Article 3(a) of Regulation No 469/2009 of the European Parliament and of the Council of 6 May 2009, concerning the supplementary protection certificate for medicinal products, must be interpreted as meaning that a product composed of several active ingredients with a combined effect is ‘protected by a basic patent in force’ within the meaning of that provision where, even if the combination of active ingredients of which that product is composed is not expressly mentioned in the claims of the basic patent, those claims relate necessarily and specifically to that combination. For that purpose, from the point of view of a person skilled in the art and on the basis of the prior art at the filing date or priority date of the basic patent:

            • the combination of those active ingredients must necessarily, in the light of the description and drawings of that patent, fall under the invention covered by that patent, and
            • each of those active ingredients must be specifically identifiable, in the light of all the information disclosed by that patent.” (emphasis added)

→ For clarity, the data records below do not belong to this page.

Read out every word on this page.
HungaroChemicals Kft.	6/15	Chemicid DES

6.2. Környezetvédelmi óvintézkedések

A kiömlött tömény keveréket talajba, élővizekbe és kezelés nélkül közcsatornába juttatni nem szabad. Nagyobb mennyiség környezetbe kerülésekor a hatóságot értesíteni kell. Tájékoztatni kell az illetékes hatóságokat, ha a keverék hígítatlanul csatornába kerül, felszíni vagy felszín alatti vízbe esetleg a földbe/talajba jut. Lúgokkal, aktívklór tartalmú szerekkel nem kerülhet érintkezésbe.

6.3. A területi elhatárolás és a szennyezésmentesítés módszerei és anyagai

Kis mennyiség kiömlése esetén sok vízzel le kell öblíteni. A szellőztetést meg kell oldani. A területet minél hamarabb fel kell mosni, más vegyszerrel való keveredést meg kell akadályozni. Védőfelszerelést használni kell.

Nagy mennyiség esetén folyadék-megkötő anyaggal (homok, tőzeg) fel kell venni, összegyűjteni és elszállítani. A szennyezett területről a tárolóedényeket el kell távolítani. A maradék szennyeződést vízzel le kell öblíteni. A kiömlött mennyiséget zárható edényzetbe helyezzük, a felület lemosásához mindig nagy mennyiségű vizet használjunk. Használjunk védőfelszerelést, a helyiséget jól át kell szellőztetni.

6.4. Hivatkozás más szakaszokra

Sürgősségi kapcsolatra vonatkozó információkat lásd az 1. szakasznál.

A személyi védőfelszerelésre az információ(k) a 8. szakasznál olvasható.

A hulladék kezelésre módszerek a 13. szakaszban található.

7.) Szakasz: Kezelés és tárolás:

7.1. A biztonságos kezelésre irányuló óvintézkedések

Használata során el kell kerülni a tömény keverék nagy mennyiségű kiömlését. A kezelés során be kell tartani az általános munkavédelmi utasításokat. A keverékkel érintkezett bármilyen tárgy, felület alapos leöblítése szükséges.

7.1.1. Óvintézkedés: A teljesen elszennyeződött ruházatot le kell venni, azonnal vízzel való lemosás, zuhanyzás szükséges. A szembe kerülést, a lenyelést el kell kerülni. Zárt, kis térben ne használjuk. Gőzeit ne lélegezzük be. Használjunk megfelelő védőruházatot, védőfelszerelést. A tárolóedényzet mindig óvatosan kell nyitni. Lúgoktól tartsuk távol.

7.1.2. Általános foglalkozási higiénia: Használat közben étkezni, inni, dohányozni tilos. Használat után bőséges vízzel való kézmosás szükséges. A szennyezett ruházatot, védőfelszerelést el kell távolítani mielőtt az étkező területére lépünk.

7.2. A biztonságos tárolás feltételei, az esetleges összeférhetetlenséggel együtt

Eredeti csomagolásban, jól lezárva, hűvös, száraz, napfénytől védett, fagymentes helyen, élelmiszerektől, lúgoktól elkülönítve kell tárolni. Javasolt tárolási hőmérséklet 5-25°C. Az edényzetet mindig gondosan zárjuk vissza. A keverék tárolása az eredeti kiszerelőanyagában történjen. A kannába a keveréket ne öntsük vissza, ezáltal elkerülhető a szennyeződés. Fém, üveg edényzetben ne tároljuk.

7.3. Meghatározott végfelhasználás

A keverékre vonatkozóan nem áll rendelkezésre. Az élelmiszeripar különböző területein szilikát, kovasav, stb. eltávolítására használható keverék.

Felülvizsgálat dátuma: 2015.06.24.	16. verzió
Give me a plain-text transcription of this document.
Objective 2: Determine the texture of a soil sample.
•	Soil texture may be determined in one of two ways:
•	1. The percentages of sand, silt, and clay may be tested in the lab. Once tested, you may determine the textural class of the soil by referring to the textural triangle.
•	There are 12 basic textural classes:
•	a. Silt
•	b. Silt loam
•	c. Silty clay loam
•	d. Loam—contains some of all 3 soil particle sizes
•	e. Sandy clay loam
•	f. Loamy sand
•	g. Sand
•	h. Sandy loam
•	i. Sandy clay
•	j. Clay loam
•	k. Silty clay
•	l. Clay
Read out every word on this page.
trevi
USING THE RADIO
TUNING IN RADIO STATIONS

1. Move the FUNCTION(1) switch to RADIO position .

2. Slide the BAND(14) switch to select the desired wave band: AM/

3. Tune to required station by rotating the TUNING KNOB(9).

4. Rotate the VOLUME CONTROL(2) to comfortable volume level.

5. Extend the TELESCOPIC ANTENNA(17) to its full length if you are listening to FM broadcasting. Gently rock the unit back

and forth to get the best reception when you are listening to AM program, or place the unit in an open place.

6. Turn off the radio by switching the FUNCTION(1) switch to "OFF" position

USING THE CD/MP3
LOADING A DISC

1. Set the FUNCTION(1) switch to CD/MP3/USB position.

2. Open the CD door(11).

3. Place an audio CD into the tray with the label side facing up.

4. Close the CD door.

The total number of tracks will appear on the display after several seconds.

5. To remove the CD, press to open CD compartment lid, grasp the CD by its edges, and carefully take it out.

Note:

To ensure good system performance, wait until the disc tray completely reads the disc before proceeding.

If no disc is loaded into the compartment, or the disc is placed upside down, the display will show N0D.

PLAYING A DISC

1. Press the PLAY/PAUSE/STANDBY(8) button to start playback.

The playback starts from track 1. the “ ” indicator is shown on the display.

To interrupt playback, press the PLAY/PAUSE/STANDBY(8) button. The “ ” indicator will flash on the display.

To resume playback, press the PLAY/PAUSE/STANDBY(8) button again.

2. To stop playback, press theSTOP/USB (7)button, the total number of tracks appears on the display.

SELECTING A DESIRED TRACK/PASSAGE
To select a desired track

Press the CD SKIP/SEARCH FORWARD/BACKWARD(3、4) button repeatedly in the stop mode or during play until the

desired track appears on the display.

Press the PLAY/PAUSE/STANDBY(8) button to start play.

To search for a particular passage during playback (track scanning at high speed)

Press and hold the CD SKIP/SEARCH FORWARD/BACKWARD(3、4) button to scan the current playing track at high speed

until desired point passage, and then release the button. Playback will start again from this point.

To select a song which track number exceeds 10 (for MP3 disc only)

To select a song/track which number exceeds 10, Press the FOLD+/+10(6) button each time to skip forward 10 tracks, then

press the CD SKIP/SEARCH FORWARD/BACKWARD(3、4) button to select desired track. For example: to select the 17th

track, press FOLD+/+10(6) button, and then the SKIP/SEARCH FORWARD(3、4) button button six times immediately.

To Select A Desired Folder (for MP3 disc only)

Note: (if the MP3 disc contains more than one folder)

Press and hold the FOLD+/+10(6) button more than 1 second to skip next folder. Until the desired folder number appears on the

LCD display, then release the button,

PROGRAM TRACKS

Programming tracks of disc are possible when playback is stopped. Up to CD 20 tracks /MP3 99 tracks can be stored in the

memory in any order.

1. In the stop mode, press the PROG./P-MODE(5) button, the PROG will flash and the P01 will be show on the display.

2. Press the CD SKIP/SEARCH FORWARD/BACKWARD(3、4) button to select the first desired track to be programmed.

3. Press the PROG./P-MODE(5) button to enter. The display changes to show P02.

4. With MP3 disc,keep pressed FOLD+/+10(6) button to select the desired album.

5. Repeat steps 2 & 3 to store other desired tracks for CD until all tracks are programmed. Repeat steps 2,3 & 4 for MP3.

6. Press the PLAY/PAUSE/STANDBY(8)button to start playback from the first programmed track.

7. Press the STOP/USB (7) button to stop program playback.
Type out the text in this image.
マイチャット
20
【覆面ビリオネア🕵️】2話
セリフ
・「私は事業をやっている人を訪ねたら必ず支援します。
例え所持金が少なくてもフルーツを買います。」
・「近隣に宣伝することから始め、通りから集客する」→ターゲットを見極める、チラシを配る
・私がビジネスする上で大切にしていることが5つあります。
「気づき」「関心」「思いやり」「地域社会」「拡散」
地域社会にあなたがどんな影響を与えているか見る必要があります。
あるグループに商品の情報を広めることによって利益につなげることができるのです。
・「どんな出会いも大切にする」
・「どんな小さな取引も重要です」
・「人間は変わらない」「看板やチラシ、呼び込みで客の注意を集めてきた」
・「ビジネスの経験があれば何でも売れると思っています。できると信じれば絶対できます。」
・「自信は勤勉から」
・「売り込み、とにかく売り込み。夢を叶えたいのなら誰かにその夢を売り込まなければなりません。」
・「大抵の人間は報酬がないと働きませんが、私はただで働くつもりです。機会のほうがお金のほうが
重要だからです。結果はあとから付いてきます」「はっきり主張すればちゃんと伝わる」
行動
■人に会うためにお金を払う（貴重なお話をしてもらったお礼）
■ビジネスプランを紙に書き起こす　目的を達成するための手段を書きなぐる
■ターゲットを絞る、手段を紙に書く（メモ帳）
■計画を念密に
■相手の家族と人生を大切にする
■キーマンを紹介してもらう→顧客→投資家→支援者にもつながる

Let’s see what the Cour d’Appel made of it in its decision handed down on 19 June 2020:

The court, which studied the consultations and scientific articles submitted by the parties, retains that if it is not contested that the person skilled in the art knew that for treating HIV a therapy combining several active principles was more effective than a mono-therapy, nothing establishes that in 1996 the person skilled in the art, given the the general state of its knowledge, necessarily and specifically thought of emtricitabine to combine it to TD upon reading claim 27 which is drafted in very general terms.

The [first instance] judgement will be therefore confirmed in that it retained that no functional formula necessarily and specifically related to emtricitabine and that consequently the combination of the two products TD and emtricitabine could not be made the subject of an SPC on the basis of the EP 894 patent […]” (emphasis added)

Thus, not much suspense indeed, as round three also ends in a knock-down. Time to throw in the towel?


CASE REFERENCE: Cour d’appel de Paris, pôle 5 chambre 2, June 19, 2020, Gilead Sciences Inc. et al. v. SASU Mylan, RG No. 18/15906.